Problem Link
Author: aryansanghi
Solution
For two 1 \times 1 squares, let’s say they are a part of a “path” if you can reach from one square to other square without crossing an edge. For a path, if an edge has been added to one of its square, then a player can take all it’s squares in one turn if he wishes. A path is completed if you can’t add any edge to it
Now, the paths can either be a closed loop or a linear path. Let’s prove some observations:
Observation 0:
In any turn of the game, exactly one path will be open and all other paths with edge added already would have been completed.
Proof:
When a new path is being opened by adding an edge to it, then the player is ending his turn. Now the player can do what he wants to do in that path and also can take all other paths with edge added already as it won’t effect his ending of the turn. So, it’s optimal for the player opening a new path to complete all other paths which are opened already.
Observation 1:
For each path, player will either take all its squares or take all squares but 2 in non-cyclic or all squares but 4 in cyclic paths.
Proof:
The player ends his turn by not completing a square. So, if the player wants to open a new path, by observation 0 it is always optimal for him to close the current path and if he doesn’t want to open a new path, then it is always optimal for him to leave the minimum possible number of squares and take all others and force his opponent to open a new path. This minimum number of squares left is 2 for non-cyclic and 4 for cyclic paths.
Observation 2:
For all non-cyclic paths of length \geq 4 and cyclic paths of length \geq8, if it is opened by one player by adding an edge to it, then for the other player it is optimal to take all it’s squares but two and end his turn.
Proof:
Player uses the strategy in observation 2 for the paths and take all but 2 squares in a path of length \geq4 and all but 4 squares in cyclic paths \geq8 which forces his opponent to take the 2 squares which he left in non-cyclic and 4 squares left in cyclic paths and open a new path which now the opponent can apply the strategy again in. This ensures that Player using this always has a score lead and you can proof there isn’t a better strategy that ensures this for non-cyclic paths \geq4 and cyclic paths \geq8.
Observation 3:
For paths of lengths 1 and 2, it is basically an “opening switch”, which means that if initially P1 was opening new paths then after a path of length 1 or 2 is completed, P2 is forced to open a new path.
Proof:
For paths of length 1, proof is trivial. For paths of length 2, the player opening it will always place the edge in the middle which forces the player after to take both the squares and do opening switch. If the player opening it places edge in corner of path in hopes of other player not taking it, then the other player will take it and do “opening switch”. So in paths of length 2, there will always be an opening switch
Observation 4:
For paths of length 3 and cyclic paths of lengths 4 and 6, the players with the turn will keep taking the paths and do “opening switch” till a certain point and after that, strategy given in Observation 2 will start taking place.
Proof:
For paths of given lengths, by applying strategy given in observation 2, the player is basically forcing a score difference of -1 in length 3, -2 in cyclic length 6 and -4 in cyclic length 4 in hopes that paths of length given in observation 2 will offset the negative score and give him the win. If in case it doesn’t happen, then player with turn is forced to take all squares in path and do “opening switch” even if it loses him the game as it would have lost him the game even if he didn’t do it.
Final Solution
First use dfs to find the paths and if they are cyclic or not and store that. Now sort the list with it containing first paths of length 1 followed by paths of length 2 followed by cyclic paths of length 4 followed by cyclic paths of length 6 followed by paths of length 3 or more in ascending order. Now assign dp[0] as equal to length of path with greatest length and remove that path length from the list.

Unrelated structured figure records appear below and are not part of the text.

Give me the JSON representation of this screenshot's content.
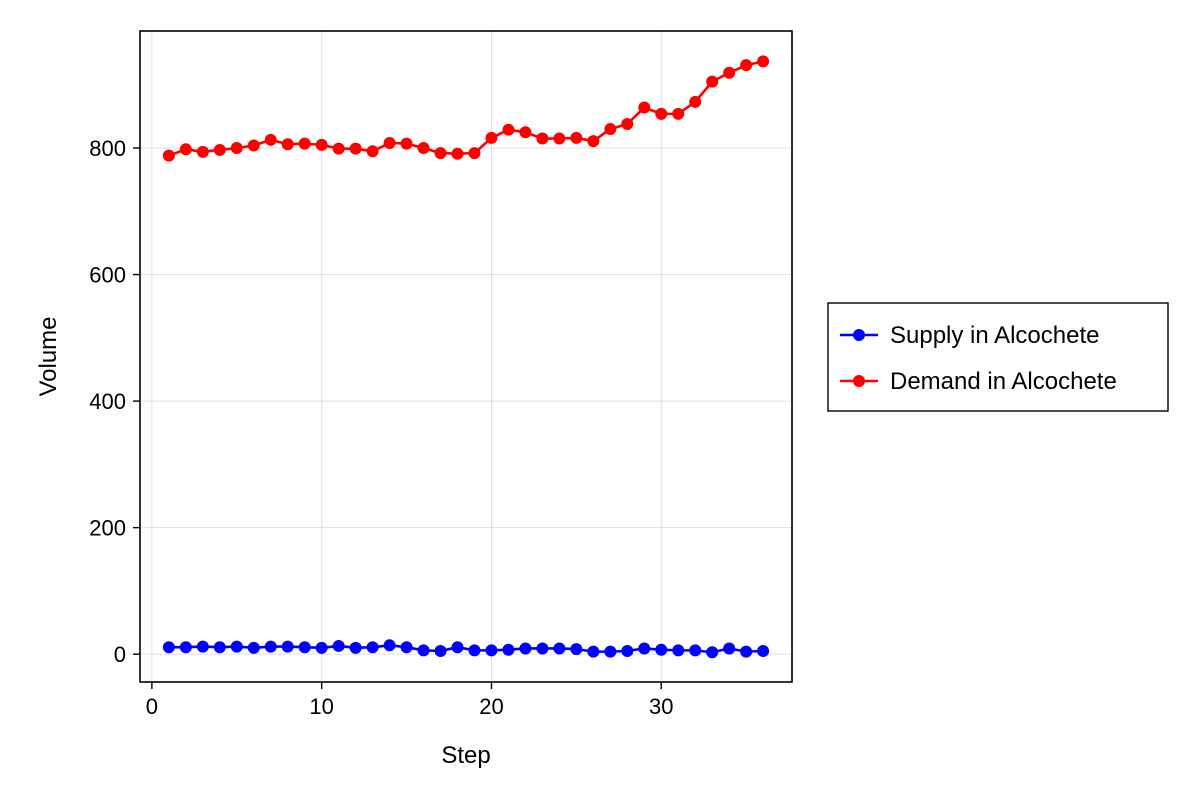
{
  "chart_data": {
    "type": "line",
    "title": "",
    "xlabel": "Step",
    "ylabel": "Volume",
    "xlim": [
      -0.7,
      37.7
    ],
    "ylim": [
      -44,
      985
    ],
    "xticks": [
      0,
      10,
      20,
      30
    ],
    "yticks": [
      0,
      200,
      400,
      600,
      800
    ],
    "grid": true,
    "legend_position": "right",
    "x": [
      1,
      2,
      3,
      4,
      5,
      6,
      7,
      8,
      9,
      10,
      11,
      12,
      13,
      14,
      15,
      16,
      17,
      18,
      19,
      20,
      21,
      22,
      23,
      24,
      25,
      26,
      27,
      28,
      29,
      30,
      31,
      32,
      33,
      34,
      35,
      36
    ],
    "series": [
      {
        "name": "Supply in Alcochete",
        "color": "#0000ff",
        "marker": "circle",
        "values": [
          11,
          11,
          12,
          11,
          12,
          10,
          12,
          12,
          11,
          10,
          13,
          10,
          11,
          14,
          11,
          6,
          5,
          11,
          6,
          6,
          7,
          9,
          9,
          9,
          8,
          4,
          4,
          5,
          9,
          7,
          6,
          6,
          3,
          9,
          4,
          5
        ]
      },
      {
        "name": "Demand in Alcochete",
        "color": "#ff0000",
        "marker": "circle",
        "values": [
          788,
          798,
          794,
          797,
          800,
          804,
          813,
          806,
          807,
          805,
          799,
          799,
          795,
          808,
          807,
          800,
          792,
          791,
          792,
          816,
          829,
          825,
          815,
          815,
          816,
          811,
          830,
          838,
          864,
          854,
          854,
          873,
          905,
          919,
          931,
          937
        ]
      }
    ]
  }
}
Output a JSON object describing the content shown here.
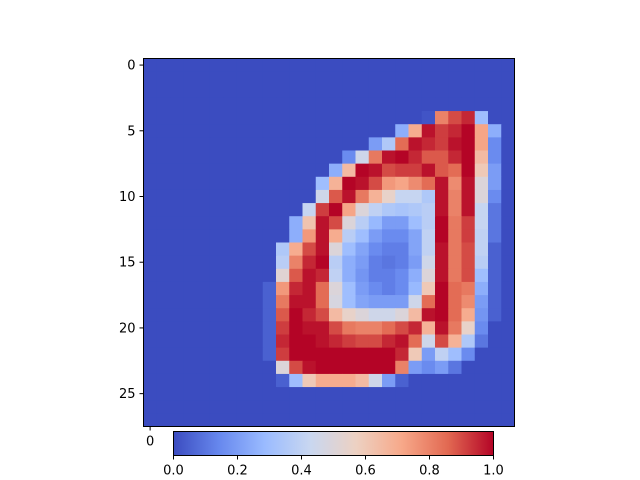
{
  "chart_data": {
    "type": "heatmap",
    "title": "",
    "xlabel": "",
    "ylabel": "",
    "colormap": "coolwarm",
    "colormap_stops": [
      "#3b4cc0",
      "#6788ee",
      "#9abbff",
      "#c9d7f0",
      "#edd1c2",
      "#f7a889",
      "#e26952",
      "#b40426"
    ],
    "vmin": 0.0,
    "vmax": 1.0,
    "image_rows": 28,
    "image_cols": 28,
    "yticks": [
      0,
      5,
      10,
      15,
      20,
      25
    ],
    "ytick_labels": [
      "0",
      "5",
      "10",
      "15",
      "20",
      "25"
    ],
    "xticks": [
      0
    ],
    "xtick_labels": [
      "0"
    ],
    "colorbar": {
      "orientation": "horizontal",
      "placement": "bottom",
      "ticks": [
        0.0,
        0.2,
        0.4,
        0.6,
        0.8,
        1.0
      ],
      "tick_labels": [
        "0.0",
        "0.2",
        "0.4",
        "0.6",
        "0.8",
        "1.0"
      ]
    },
    "values": [
      [
        0,
        0,
        0,
        0,
        0,
        0,
        0,
        0,
        0,
        0,
        0,
        0,
        0,
        0,
        0,
        0,
        0,
        0,
        0,
        0,
        0,
        0,
        0,
        0,
        0,
        0,
        0,
        0
      ],
      [
        0,
        0,
        0,
        0,
        0,
        0,
        0,
        0,
        0,
        0,
        0,
        0,
        0,
        0,
        0,
        0,
        0,
        0,
        0,
        0,
        0,
        0,
        0,
        0,
        0,
        0,
        0,
        0
      ],
      [
        0,
        0,
        0,
        0,
        0,
        0,
        0,
        0,
        0,
        0,
        0,
        0,
        0,
        0,
        0,
        0,
        0,
        0,
        0,
        0,
        0,
        0,
        0,
        0,
        0,
        0,
        0,
        0
      ],
      [
        0,
        0,
        0,
        0,
        0,
        0,
        0,
        0,
        0,
        0,
        0,
        0,
        0,
        0,
        0,
        0,
        0,
        0,
        0,
        0,
        0,
        0,
        0,
        0,
        0,
        0,
        0,
        0
      ],
      [
        0,
        0,
        0,
        0,
        0,
        0,
        0,
        0,
        0,
        0,
        0,
        0,
        0,
        0,
        0,
        0,
        0,
        0,
        0,
        0,
        0,
        0.02,
        0.8,
        0.9,
        0.95,
        0.3,
        0,
        0
      ],
      [
        0,
        0,
        0,
        0,
        0,
        0,
        0,
        0,
        0,
        0,
        0,
        0,
        0,
        0,
        0,
        0,
        0,
        0,
        0,
        0.25,
        0.7,
        0.98,
        0.92,
        0.95,
        1.0,
        0.72,
        0.25,
        0
      ],
      [
        0,
        0,
        0,
        0,
        0,
        0,
        0,
        0,
        0,
        0,
        0,
        0,
        0,
        0,
        0,
        0,
        0,
        0.2,
        0.35,
        0.85,
        0.98,
        0.95,
        0.92,
        0.98,
        1.0,
        0.72,
        0.15,
        0
      ],
      [
        0,
        0,
        0,
        0,
        0,
        0,
        0,
        0,
        0,
        0,
        0,
        0,
        0,
        0,
        0,
        0.15,
        0.45,
        0.82,
        0.98,
        1.0,
        0.95,
        0.88,
        0.88,
        0.95,
        1.0,
        0.65,
        0.15,
        0
      ],
      [
        0,
        0,
        0,
        0,
        0,
        0,
        0,
        0,
        0,
        0,
        0,
        0,
        0,
        0,
        0.25,
        0.65,
        1.0,
        0.98,
        0.9,
        0.92,
        0.92,
        0.98,
        0.88,
        0.85,
        1.0,
        0.6,
        0.2,
        0
      ],
      [
        0,
        0,
        0,
        0,
        0,
        0,
        0,
        0,
        0,
        0,
        0,
        0,
        0,
        0.3,
        0.68,
        1.0,
        0.98,
        0.9,
        0.75,
        0.72,
        0.78,
        0.85,
        0.98,
        0.78,
        0.98,
        0.5,
        0.2,
        0
      ],
      [
        0,
        0,
        0,
        0,
        0,
        0,
        0,
        0,
        0,
        0,
        0,
        0,
        0,
        0.45,
        0.88,
        0.98,
        0.82,
        0.68,
        0.55,
        0.42,
        0.42,
        0.35,
        0.98,
        0.8,
        0.98,
        0.5,
        0.15,
        0
      ],
      [
        0,
        0,
        0,
        0,
        0,
        0,
        0,
        0,
        0,
        0,
        0,
        0,
        0.42,
        0.92,
        1.0,
        0.72,
        0.5,
        0.4,
        0.35,
        0.33,
        0.35,
        0.38,
        0.98,
        0.8,
        0.98,
        0.42,
        0.1,
        0
      ],
      [
        0,
        0,
        0,
        0,
        0,
        0,
        0,
        0,
        0,
        0,
        0,
        0.25,
        0.62,
        0.98,
        0.9,
        0.5,
        0.38,
        0.28,
        0.2,
        0.2,
        0.3,
        0.38,
        1.0,
        0.82,
        0.92,
        0.42,
        0.1,
        0
      ],
      [
        0,
        0,
        0,
        0,
        0,
        0,
        0,
        0,
        0,
        0,
        0,
        0.25,
        0.75,
        0.98,
        0.7,
        0.38,
        0.3,
        0.2,
        0.15,
        0.15,
        0.22,
        0.4,
        1.0,
        0.82,
        0.92,
        0.4,
        0.1,
        0
      ],
      [
        0,
        0,
        0,
        0,
        0,
        0,
        0,
        0,
        0,
        0,
        0.35,
        0.7,
        0.9,
        0.98,
        0.5,
        0.3,
        0.22,
        0.15,
        0.12,
        0.12,
        0.22,
        0.4,
        0.98,
        0.82,
        0.9,
        0.4,
        0.05,
        0
      ],
      [
        0,
        0,
        0,
        0,
        0,
        0,
        0,
        0,
        0,
        0,
        0.38,
        0.8,
        0.95,
        1.0,
        0.38,
        0.25,
        0.2,
        0.12,
        0.1,
        0.12,
        0.2,
        0.45,
        0.98,
        0.82,
        0.9,
        0.38,
        0.05,
        0
      ],
      [
        0,
        0,
        0,
        0,
        0,
        0,
        0,
        0,
        0,
        0,
        0.52,
        0.88,
        0.98,
        0.95,
        0.4,
        0.25,
        0.18,
        0.12,
        0.12,
        0.15,
        0.25,
        0.5,
        0.98,
        0.82,
        0.9,
        0.3,
        0.05,
        0
      ],
      [
        0,
        0,
        0,
        0,
        0,
        0,
        0,
        0,
        0,
        0.05,
        0.75,
        0.95,
        0.98,
        0.85,
        0.5,
        0.3,
        0.2,
        0.15,
        0.12,
        0.15,
        0.28,
        0.6,
        1.0,
        0.85,
        0.82,
        0.25,
        0.05,
        0
      ],
      [
        0,
        0,
        0,
        0,
        0,
        0,
        0,
        0,
        0,
        0.05,
        0.82,
        0.98,
        0.98,
        0.85,
        0.48,
        0.3,
        0.22,
        0.2,
        0.2,
        0.2,
        0.45,
        0.85,
        1.0,
        0.85,
        0.78,
        0.2,
        0.05,
        0
      ],
      [
        0,
        0,
        0,
        0,
        0,
        0,
        0,
        0,
        0,
        0.05,
        0.88,
        1.0,
        0.95,
        0.9,
        0.65,
        0.55,
        0.5,
        0.45,
        0.45,
        0.5,
        0.65,
        0.98,
        1.0,
        0.85,
        0.7,
        0.18,
        0.05,
        0
      ],
      [
        0,
        0,
        0,
        0,
        0,
        0,
        0,
        0,
        0,
        0.05,
        0.92,
        1.0,
        0.98,
        0.98,
        0.9,
        0.82,
        0.8,
        0.8,
        0.85,
        0.9,
        0.95,
        0.68,
        0.98,
        0.82,
        0.55,
        0.15,
        0,
        0
      ],
      [
        0,
        0,
        0,
        0,
        0,
        0,
        0,
        0,
        0,
        0.05,
        0.95,
        1.0,
        1.0,
        0.98,
        0.95,
        0.92,
        0.9,
        0.9,
        0.95,
        0.98,
        0.85,
        0.45,
        0.9,
        0.68,
        0.35,
        0.1,
        0,
        0
      ],
      [
        0,
        0,
        0,
        0,
        0,
        0,
        0,
        0,
        0,
        0.05,
        0.92,
        1.0,
        1.0,
        1.0,
        1.0,
        1.0,
        1.0,
        1.0,
        1.0,
        0.95,
        0.6,
        0.2,
        0.4,
        0.3,
        0.15,
        0,
        0,
        0
      ],
      [
        0,
        0,
        0,
        0,
        0,
        0,
        0,
        0,
        0,
        0,
        0.5,
        0.9,
        0.98,
        1.0,
        1.0,
        1.0,
        1.0,
        1.0,
        1.0,
        0.8,
        0.2,
        0.15,
        0.2,
        0.1,
        0,
        0,
        0,
        0
      ],
      [
        0,
        0,
        0,
        0,
        0,
        0,
        0,
        0,
        0,
        0,
        0.05,
        0.3,
        0.6,
        0.7,
        0.7,
        0.7,
        0.65,
        0.45,
        0.2,
        0.05,
        0,
        0,
        0,
        0,
        0,
        0,
        0,
        0
      ],
      [
        0,
        0,
        0,
        0,
        0,
        0,
        0,
        0,
        0,
        0,
        0,
        0,
        0,
        0,
        0,
        0,
        0,
        0,
        0,
        0,
        0,
        0,
        0,
        0,
        0,
        0,
        0,
        0
      ],
      [
        0,
        0,
        0,
        0,
        0,
        0,
        0,
        0,
        0,
        0,
        0,
        0,
        0,
        0,
        0,
        0,
        0,
        0,
        0,
        0,
        0,
        0,
        0,
        0,
        0,
        0,
        0,
        0
      ],
      [
        0,
        0,
        0,
        0,
        0,
        0,
        0,
        0,
        0,
        0,
        0,
        0,
        0,
        0,
        0,
        0,
        0,
        0,
        0,
        0,
        0,
        0,
        0,
        0,
        0,
        0,
        0,
        0
      ]
    ]
  }
}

Now use dp[i]=max(dp[i-1]+a[n-i] - 4 \text{ or }8(\text{cylic and non cyclic})),-dp[i-1]+a[n-i])) till paths of length >2 and if second one is used in max, reverse parity of a variable z(z = (z+1)mod 2).
The first one is for leaving 4/6 squares and taking rest, i.e. observation 2 and second one is for taking all and doing “opening switch”. For when you encounter paths of length \leq2, just do the second one, i.e. dp[i]=-dp[i-1]+a[n-i] and reverse parity of z. Now, in the end if dp[n] is 0, it’s draw, else the dp[n] is positive and if z is 0, player 1 wins else player 2 wins. Player 1 is Alice if number of edges(i.e. e) is even, else it’s Bob.